Las manifestaciones populares diarias en contra de la enmienda legal sufrieron fuertes represalias de la Policía, que usó granadas, bombas de humo, gases lacrimógenos e incluso municiones reales, y dejaron a varias personas muertas.

 

La Organización de las Naciones Unidas (ONU), pidió “prudencia y urgió a respetar los derechos a la libertad de opinión, de expresión y de reunión pacífica”.

 

Por su parte, la portavoz de la alta comisionada de derechos humanos Michelle Bachelet, declaró que la ley “parece socavar el compromiso con la igualdad frente a la ley, consagrado en la Constitución de India”.

 

El Registro Nacional de Ciudadanos implicaría un gran perjuicio económico, según un reportaje publicado por Wire.
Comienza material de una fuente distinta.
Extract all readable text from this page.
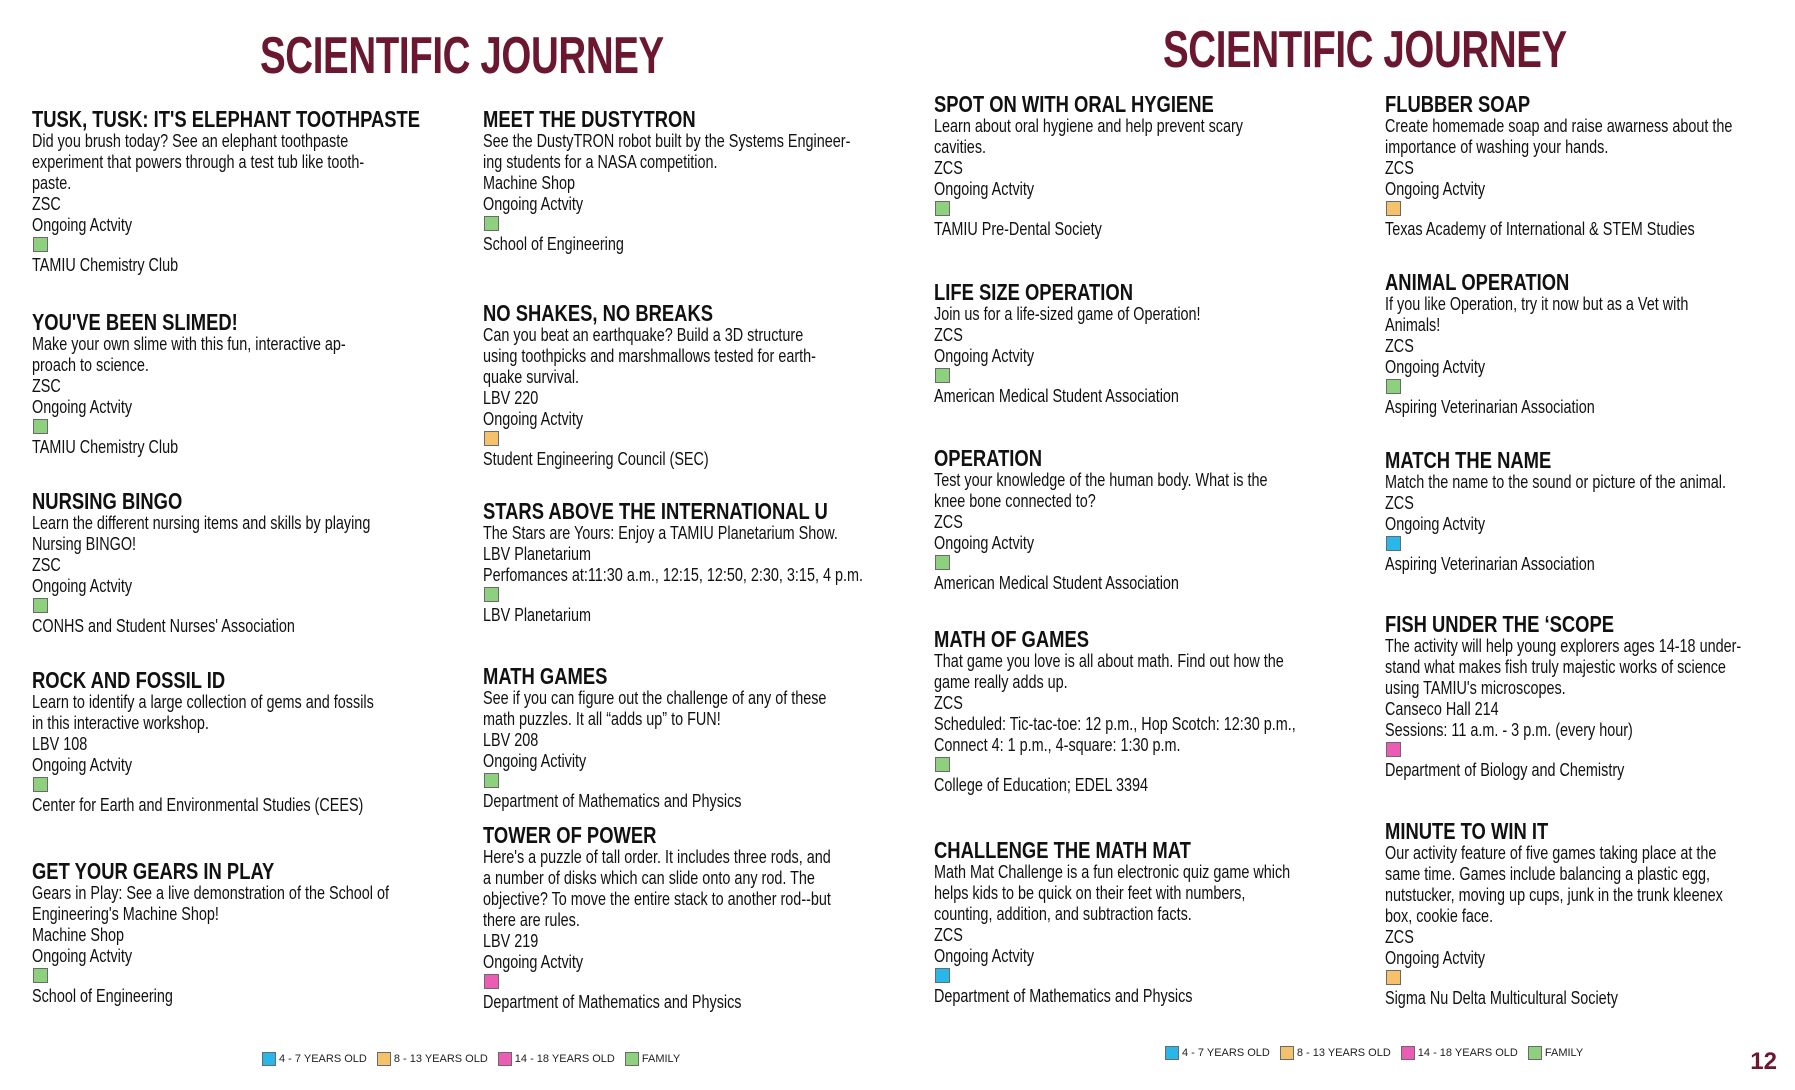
SCIENTIFIC JOURNEY	SCIENTIFIC JOURNEY
TUSK, TUSK: IT'S ELEPHANT TOOTHPASTE
Did you brush today? See an elephant toothpaste
experiment that powers through a test tub like tooth-
paste.
ZSC
Ongoing Actvity
TAMIU Chemistry Club
YOU'VE BEEN SLIMED!
Make your own slime with this fun, interactive ap-
proach to science.
ZSC
Ongoing Actvity
TAMIU Chemistry Club
NURSING BINGO
Learn the different nursing items and skills by playing
Nursing BINGO!
ZSC
Ongoing Actvity
CONHS and Student Nurses' Association
ROCK AND FOSSIL ID
Learn to identify a large collection of gems and fossils
in this interactive workshop.
LBV 108
Ongoing Actvity
Center for Earth and Environmental Studies (CEES)
GET YOUR GEARS IN PLAY
Gears in Play: See a live demonstration of the School of
Engineering's Machine Shop!
Machine Shop
Ongoing Actvity
School of Engineering
MEET THE DUSTYTRON
See the DustyTRON robot built by the Systems Engineer-
ing students for a NASA competition.
Machine Shop
Ongoing Actvity
School of Engineering
NO SHAKES, NO BREAKS
Can you beat an earthquake? Build a 3D structure
using toothpicks and marshmallows tested for earth-
quake survival.
LBV 220
Ongoing Actvity
Student Engineering Council (SEC)
STARS ABOVE THE INTERNATIONAL U
The Stars are Yours: Enjoy a TAMIU Planetarium Show.
LBV Planetarium
Perfomances at:11:30 a.m., 12:15, 12:50, 2:30, 3:15, 4 p.m.
LBV Planetarium
MATH GAMES
See if you can figure out the challenge of any of these
math puzzles. It all “adds up” to FUN!
LBV 208
Ongoing Activity
Department of Mathematics and Physics
TOWER OF POWER
Here's a puzzle of tall order. It includes three rods, and
a number of disks which can slide onto any rod. The
objective? To move the entire stack to another rod--but
there are rules.
LBV 219
Ongoing Actvity
Department of Mathematics and Physics
SPOT ON WITH ORAL HYGIENE
Learn about oral hygiene and help prevent scary
cavities.
ZCS
Ongoing Actvity
TAMIU Pre-Dental Society
LIFE SIZE OPERATION
Join us for a life-sized game of Operation!
ZCS
Ongoing Actvity
American Medical Student Association
OPERATION
Test your knowledge of the human body. What is the
knee bone connected to?
ZCS
Ongoing Actvity
American Medical Student Association
MATH OF GAMES
That game you love is all about math. Find out how the
game really adds up.
ZCS
Scheduled: Tic-tac-toe: 12 p.m., Hop Scotch: 12:30 p.m.,
Connect 4: 1 p.m., 4-square: 1:30 p.m.
College of Education; EDEL 3394
CHALLENGE THE MATH MAT
Math Mat Challenge is a fun electronic quiz game which
helps kids to be quick on their feet with numbers,
counting, addition, and subtraction facts.
ZCS
Ongoing Actvity
Department of Mathematics and Physics
FLUBBER SOAP
Create homemade soap and raise awarness about the
importance of washing your hands.
ZCS
Ongoing Actvity
Texas Academy of International & STEM Studies
ANIMAL OPERATION
If you like Operation, try it now but as a Vet with
Animals!
ZCS
Ongoing Actvity
Aspiring Veterinarian Association
MATCH THE NAME
Match the name to the sound or picture of the animal.
ZCS
Ongoing Actvity
Aspiring Veterinarian Association
FISH UNDER THE ‘SCOPE
The activity will help young explorers ages 14-18 under-
stand what makes fish truly majestic works of science
using TAMIU's microscopes.
Canseco Hall 214
Sessions: 11 a.m. - 3 p.m. (every hour)
Department of Biology and Chemistry
MINUTE TO WIN IT
Our activity feature of five games taking place at the
same time. Games include balancing a plastic egg,
nutstucker, moving up cups, junk in the trunk kleenex
box, cookie face.
ZCS
Ongoing Actvity
Sigma Nu Delta Multicultural Society
4 - 7 YEARS OLD 8 - 13 YEARS OLD 14 - 18 YEARS OLD FAMILY	4 - 7 YEARS OLD 8 - 13 YEARS OLD 14 - 18 YEARS OLD FAMILY	12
En Assam, donde reside solo tres por ciento de los más de 1.300 millones de habitantes, “llevó casi una década, se necesitaron más de 50.000 funcionarios públicos, con un costo de más de 168 millones de dólares”, indica el artículo.“No se trata de una política que se pueda implementar”, puntualizó Prashad. “No se pueden expatriar 200 millones de musulmanes”, subrayó, y añadió que si los musulmanes de India vivieran en un país, este sería el octavo más poblado del mundo.

 

Los derechos y las libertades de millones de personas en India, están en riesgo. Y cuando se trata de derechos y libertades en riesgo, hay que protegerlos. En la India, en Argentina, en Venezuela o en Suecia.